Investors’ Confidence Index for Lithuania (ICIL) for the first time in the history of this study reached a negative value – currently ICIL final value is 0,909 out of 2. The fact that the value of the index is less than 1 indicates that Lithuanian investors present more negatives assessments of the country’s investment climate than the positive ones. Naturally, the negative change is not unexpected in the current situation caused by a coronavirus pandemic. This decline was determined by a market and economic downturn and pessimistic prospects for the future.
Significant changes in investment climate valuation are seen in almost all areas: both in terms of the current business environment in Lithuania and expressing expectations about it in the future. Falling expectations of the country’s economy also affect investors’ plans to raise salaries, create new workplaces, and invest. The opinion of the investors also changed when evaluating the areas that need more attention from the Government.
The main reason why the index continues to fall is the negative change in valuation of sustainability of macroeconomic environment and ease of getting credit. Compared with the first quarter of this year, the number of investors claiming that the situation of macroeconomic stability is low, increased by 19 percentage points. Almost half of the investors (49 percent) believe that macroeconomic stability will decrease in the near future. Investors remain consistent when asked about telecommunications, transport and logistics infrastructure, and the foreign language skills of the employees. These areas were marked as the strongest advantages of the current business environment in Lithuania. Availability of suitable land/real estate or office space are also assessed more positively in this quarter.
Expectations about opportunities to create new workplaces, to increase salaries and invest are one of the main reasons why index decreased. 60 percent of the respondents believe that the demand of their companies’ products and capital investments will decrease in the near future. Managers are also cautious about other growth opportunities in their companies.

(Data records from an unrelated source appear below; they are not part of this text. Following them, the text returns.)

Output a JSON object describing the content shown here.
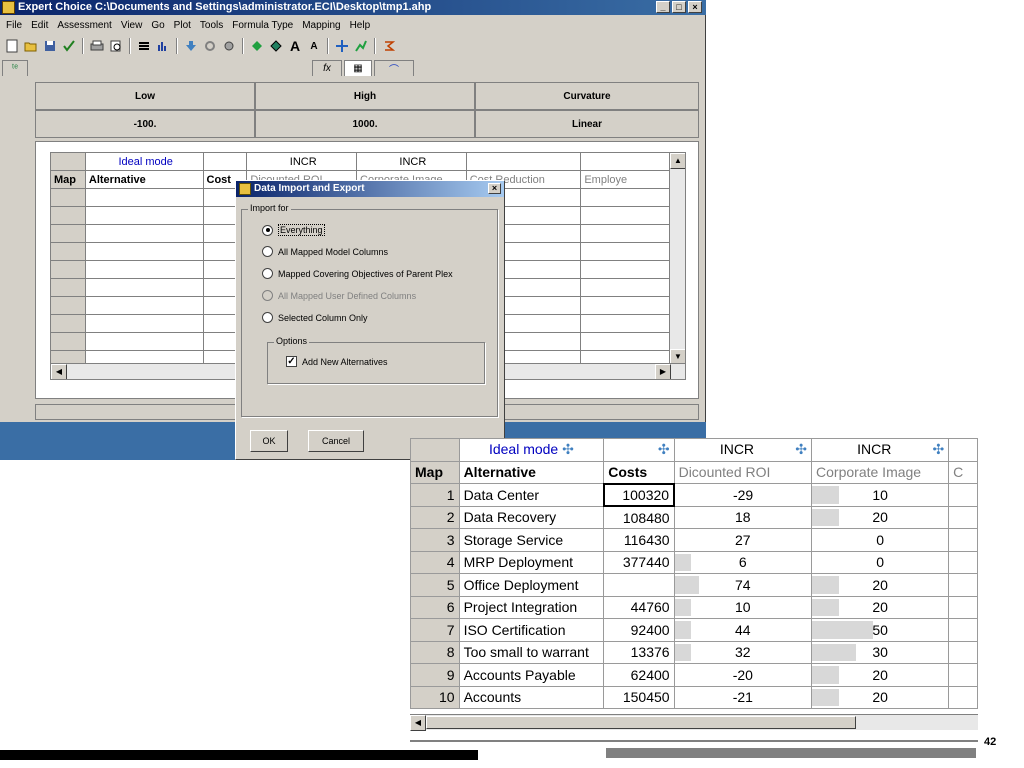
{
  "window": {
    "title": "Expert Choice   C:\\Documents and Settings\\administrator.ECI\\Desktop\\tmp1.ahp",
    "buttons": [
      "_",
      "□",
      "×"
    ]
  },
  "menubar": [
    "File",
    "Edit",
    "Assessment",
    "View",
    "Go",
    "Plot",
    "Tools",
    "Formula Type",
    "Mapping",
    "Help"
  ],
  "toolbar": {
    "icons": [
      "new-icon",
      "open-icon",
      "save-icon",
      "check-icon",
      "print-icon",
      "preview-icon",
      "bars-icon",
      "chart-icon",
      "arrow-down-icon",
      "refresh-icon",
      "settings-icon",
      "green-diamond-icon",
      "diamond-icon",
      "font-large-icon",
      "font-small-icon",
      "cross-arrows-icon",
      "graph-icon",
      "sigma-icon"
    ]
  },
  "tabs": {
    "formula_tab": "fx",
    "grid_tab": "▦",
    "curve_tab": "⌒"
  },
  "header": {
    "labels": [
      "Low",
      "High",
      "Curvature"
    ],
    "values": [
      "-100.",
      "1000.",
      "Linear"
    ]
  },
  "bg_grid": {
    "row1": [
      "",
      "Ideal mode",
      "",
      "INCR",
      "INCR",
      "",
      ""
    ],
    "row2": [
      "Map",
      "Alternative",
      "Cost",
      "Dicounted ROI",
      "Corporate Image",
      "Cost Reduction",
      "Employe"
    ]
  },
  "dialog": {
    "title": "Data Import and Export",
    "group_label": "Import for",
    "options": [
      "Everything",
      "All Mapped Model Columns",
      "Mapped Covering Objectives of Parent Plex",
      "All Mapped User Defined Columns",
      "Selected Column Only"
    ],
    "options_label": "Options",
    "checkbox_label": "Add New Alternatives",
    "ok": "OK",
    "cancel": "Cancel"
  },
  "zoom": {
    "header1": [
      "",
      "Ideal mode",
      "",
      "INCR",
      "INCR",
      ""
    ],
    "header2": [
      "Map",
      "Alternative",
      "Costs",
      "Dicounted ROI",
      "Corporate Image",
      "C"
    ],
    "rows": [
      {
        "map": "1",
        "alt": "Data Center",
        "cost": "100320",
        "roi": "-29",
        "img": "10",
        "roi_level": 0.0,
        "img_level": 0.2
      },
      {
        "map": "2",
        "alt": "Data Recovery",
        "cost": "108480",
        "roi": "18",
        "img": "20",
        "roi_level": 0.0,
        "img_level": 0.2
      },
      {
        "map": "3",
        "alt": "Storage Service",
        "cost": "116430",
        "roi": "27",
        "img": "0",
        "roi_level": 0.0,
        "img_level": 0.0
      },
      {
        "map": "4",
        "alt": "MRP Deployment",
        "cost": "377440",
        "roi": "6",
        "img": "0",
        "roi_level": 0.12,
        "img_level": 0.0
      },
      {
        "map": "5",
        "alt": "Office Deployment",
        "cost": "",
        "roi": "74",
        "img": "20",
        "roi_level": 0.18,
        "img_level": 0.2
      },
      {
        "map": "6",
        "alt": "Project Integration",
        "cost": "44760",
        "roi": "10",
        "img": "20",
        "roi_level": 0.12,
        "img_level": 0.2
      },
      {
        "map": "7",
        "alt": "ISO Certification",
        "cost": "92400",
        "roi": "44",
        "img": "50",
        "roi_level": 0.12,
        "img_level": 0.45
      },
      {
        "map": "8",
        "alt": "Too small to warrant",
        "cost": "13376",
        "roi": "32",
        "img": "30",
        "roi_level": 0.12,
        "img_level": 0.32
      },
      {
        "map": "9",
        "alt": "Accounts Payable",
        "cost": "62400",
        "roi": "-20",
        "img": "20",
        "roi_level": 0.0,
        "img_level": 0.2
      },
      {
        "map": "10",
        "alt": "Accounts",
        "cost": "150450",
        "roi": "-21",
        "img": "20",
        "roi_level": 0.0,
        "img_level": 0.2
      }
    ]
  },
  "slide_number": "42"
}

The ICIL study shows that the Government should pay more attention to the efficiency of the public sector and education. Also, investors still think that transparency and labor regulations should get more attention.
European investment attractiveness study by “EY” also shows negative changes in the assessment of business climate and future perspectives in Lithuania. Lithuania fell down by attraction of foreign direct investment (FDI) projects and Vilnius fell out of the list of the twenty most attractive European countries. According to the research, Lithuania attracted 60 FDI projects last year (83 projects in 2018) and is ranked 21st out of 47 European Countries.